46. Ville Koivunen, RW, Kärpät Jr. (Finland Jr.)
Age: 18 | Ht: 5-11 | Wt: 161 | Shot: L
This just-turned 18-year-old is so fun to watch. A relentless skater, creative playmaker, and wonderful stickhandler, Koivunen erupted for 10 points in seven games at the under-18 Championship. He’s strong on the puck and wants to be involved in every play. Some NHL team will have plenty of raw skill to work with once he’s done his run with Kärpät. And he’ll likely be less raw by that point.
47. Danila Klimovich, RW, Minsk Zubry (Belarus 2)
Age: 18 | Ht: 6-2 | Wt: 202 | Shot: R
A bit of a dark horse in this year’s class, Klimovich didn’t attract much attention until his showing at the under-18 championship, where he scored six goals in five games. An aggressive shooter with an excellent release, he also possesses admirable hands and is strong on the puck. Klimovich is big, fast, confident, and creative. And no longer a complete mystery to many in the scouting community.
48. Evan Nause, D, Quebec (QMJHL)
Age: 18 | Ht: 6-2 | Wt: 186 | Shot: L
Nause doesn’t pile up buckets of points, but that isn’t his role. An archetypal defensive defenseman, the towering blueliner has a good head on his shoulders and consistently makes sound on-ice decisions. He has good mobility, is patient with the puck, and is excellent in transition. If Nause isn’t all that noticeable to the average hockey fan, it’s because he’s doing his job.
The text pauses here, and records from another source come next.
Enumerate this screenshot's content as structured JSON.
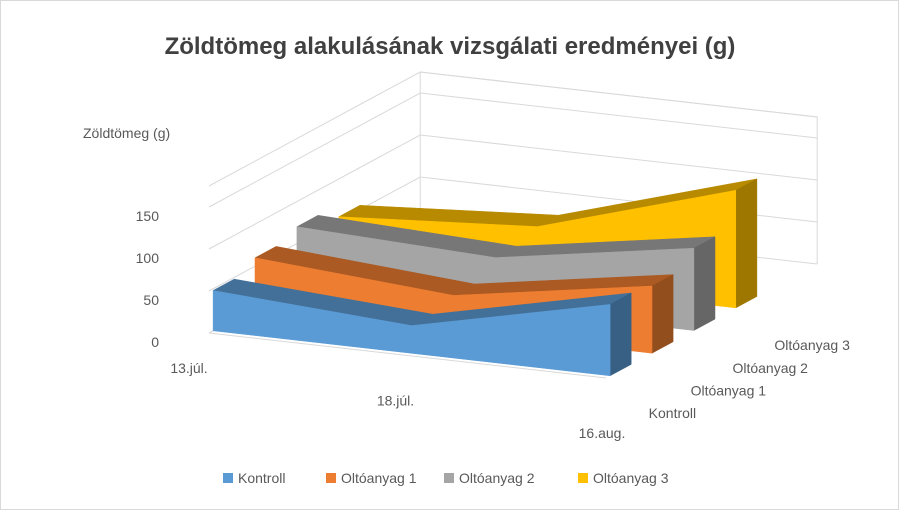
{
  "chart_data": {
    "type": "area",
    "style": "3d-area",
    "title": "Zöldtömeg alakulásának vizsgálati eredményei (g)",
    "ylabel": "Zöldtömeg (g)",
    "xlabel": "",
    "categories": [
      "13.júl.",
      "18.júl.",
      "16.aug."
    ],
    "y_ticks": [
      0,
      50,
      100,
      150
    ],
    "ylim": [
      0,
      175
    ],
    "series": [
      {
        "name": "Kontroll",
        "color": "#5b9bd5",
        "values": [
          48,
          33,
          85
        ]
      },
      {
        "name": "Oltóanyag 1",
        "color": "#ed7d31",
        "values": [
          60,
          42,
          80
        ]
      },
      {
        "name": "Oltóanyag 2",
        "color": "#a5a5a5",
        "values": [
          70,
          60,
          98
        ]
      },
      {
        "name": "Oltóanyag 3",
        "color": "#ffc000",
        "values": [
          55,
          70,
          140
        ]
      }
    ],
    "legend_position": "bottom",
    "grid": true
  }
}
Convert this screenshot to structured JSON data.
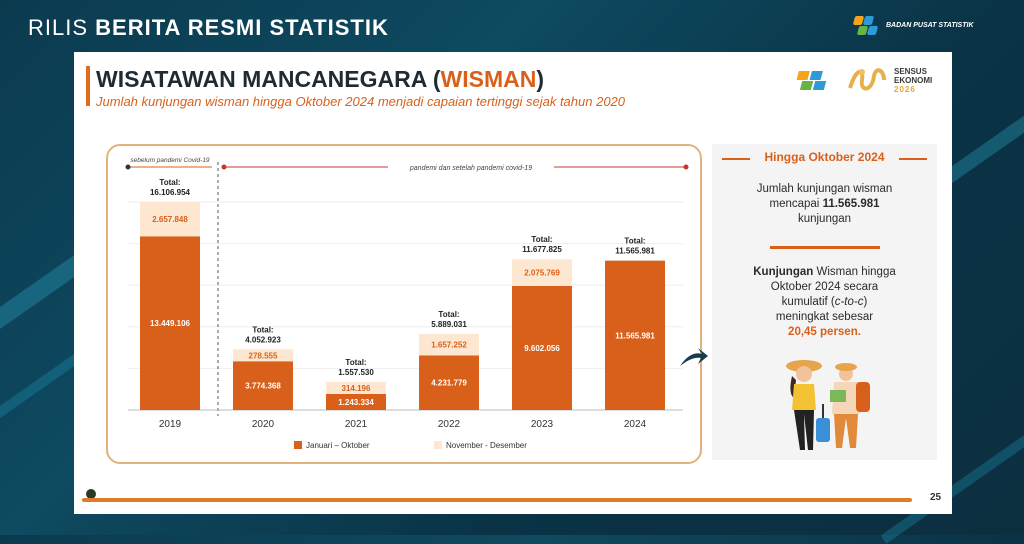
{
  "header": {
    "title_light": "RILIS ",
    "title_bold": "BERITA RESMI STATISTIK",
    "org_name": "BADAN PUSAT STATISTIK"
  },
  "slide": {
    "title_main": "WISATAWAN MANCANEGARA (",
    "title_accent": "WISMAN",
    "title_close": ")",
    "subtitle": "Jumlah kunjungan wisman hingga Oktober 2024 menjadi capaian tertinggi sejak tahun 2020",
    "sensus_logo": {
      "line1": "SENSUS",
      "line2": "EKONOMI",
      "line3": "2026"
    },
    "page_number": "25"
  },
  "chart_data": {
    "type": "bar",
    "stacked": true,
    "categories": [
      "2019",
      "2020",
      "2021",
      "2022",
      "2023",
      "2024"
    ],
    "series": [
      {
        "name": "Januari – Oktober",
        "color": "#d9601a",
        "values": [
          13449106,
          3774368,
          1243334,
          4231779,
          9602056,
          11565981
        ],
        "labels": [
          "13.449.106",
          "3.774.368",
          "1.243.334",
          "4.231.779",
          "9.602.056",
          "11.565.981"
        ]
      },
      {
        "name": "November - Desember",
        "color": "#fde7d0",
        "values": [
          2657848,
          278555,
          314196,
          1657252,
          2075769,
          null
        ],
        "labels": [
          "2.657.848",
          "278.555",
          "314.196",
          "1.657.252",
          "2.075.769",
          ""
        ]
      }
    ],
    "totals": [
      {
        "label": "Total:",
        "value": "16.106.954"
      },
      {
        "label": "Total:",
        "value": "4.052.923"
      },
      {
        "label": "Total:",
        "value": "1.557.530"
      },
      {
        "label": "Total:",
        "value": "5.889.031"
      },
      {
        "label": "Total:",
        "value": "11.677.825"
      },
      {
        "label": "Total:",
        "value": "11.565.981"
      }
    ],
    "period_labels": {
      "before": "sebelum pandemi Covid-19",
      "after": "pandemi dan setelah pandemi covid-19"
    },
    "legend_position": "bottom",
    "colors": {
      "accent": "#d9601a",
      "light": "#fde7d0",
      "box_border": "#e2b27e"
    }
  },
  "side_panel": {
    "heading": "Hingga Oktober 2024",
    "text1_a": "Jumlah kunjungan wisman",
    "text1_b": "mencapai",
    "text1_value": "11.565.981",
    "text1_c": "kunjungan",
    "text2_a": "Kunjungan",
    "text2_b": " Wisman hingga",
    "text2_c": "Oktober 2024 secara",
    "text2_d": "kumulatif (",
    "text2_e": "c-to-c",
    "text2_f": ")",
    "text2_g": "meningkat sebesar",
    "text2_value": "20,45 persen."
  }
}
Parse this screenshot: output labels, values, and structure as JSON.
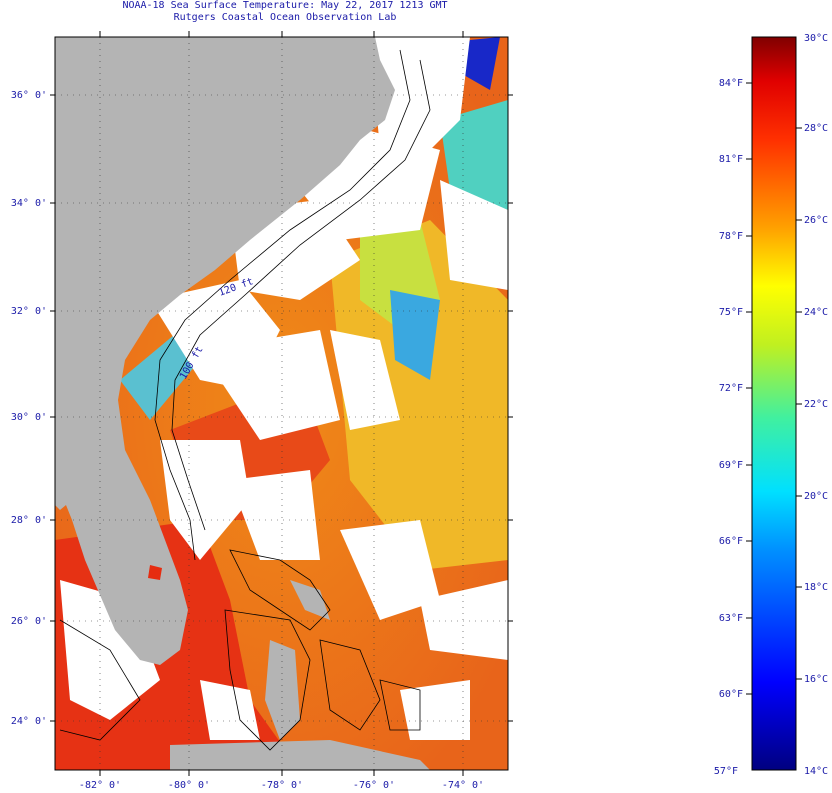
{
  "title_line1": "NOAA-18 Sea Surface Temperature:  May 22, 2017 1213 GMT",
  "title_line2": "Rutgers Coastal Ocean Observation Lab",
  "lat_labels": [
    "36° 0'",
    "34° 0'",
    "32° 0'",
    "30° 0'",
    "28° 0'",
    "26° 0'",
    "24° 0'"
  ],
  "lon_labels": [
    "-82° 0'",
    "-80° 0'",
    "-78° 0'",
    "-76° 0'",
    "-74° 0'"
  ],
  "contour_labels": [
    "120 ft",
    "100 ft"
  ],
  "colorbar": {
    "fahrenheit": [
      "84°F",
      "81°F",
      "78°F",
      "75°F",
      "72°F",
      "69°F",
      "66°F",
      "63°F",
      "60°F",
      "57°F"
    ],
    "celsius": [
      "30°C",
      "28°C",
      "26°C",
      "24°C",
      "22°C",
      "20°C",
      "18°C",
      "16°C",
      "14°C"
    ]
  },
  "colors": {
    "land": "#b4b4b4",
    "cloud": "#ffffff",
    "text": "#1a1aa8",
    "warm": "#e62c10",
    "orange": "#f07818",
    "yellow": "#f0d020",
    "cyan": "#40d8e0",
    "blue": "#1020d0"
  }
}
And doing it well.
49. Kirill Kirsanov, D, St. Petersburg (Russia)
Age: 18 | Ht: 6-1 | Wt: 198 | Shot: L
When defending at his best, Kirsanov is a goalie’s best friend. A defensive defenseman by definition, this smooth skater doesn’t sport a lot of flash. He doesn’t often contribute to the scoresheet. What he does do is diffuse dangerous situations in his own end, habitually creating opportunities for his teammates in transition. An intuitive, smart defender, Kirsanov will strengthen any NHL blue line with his stalwart approach to the game.
50. Tristan Broz, C, Fargo (USHL)
Age: 18 | Ht: 6-0 | Wt: 178 | Shot: L
Headed for the University of Minnesota, Broz shines as a playmaker above all. Most comfortable and confident in the offensive zone, he reads the ice well and makes good decisions. While the Minnesota native’s skating is good enough and his shot will further improve, Broz appeals most to scouts as a top-notch passer. A consistent performer, he wrapped up 2021-22 with 51 points in 54 games for Fargo.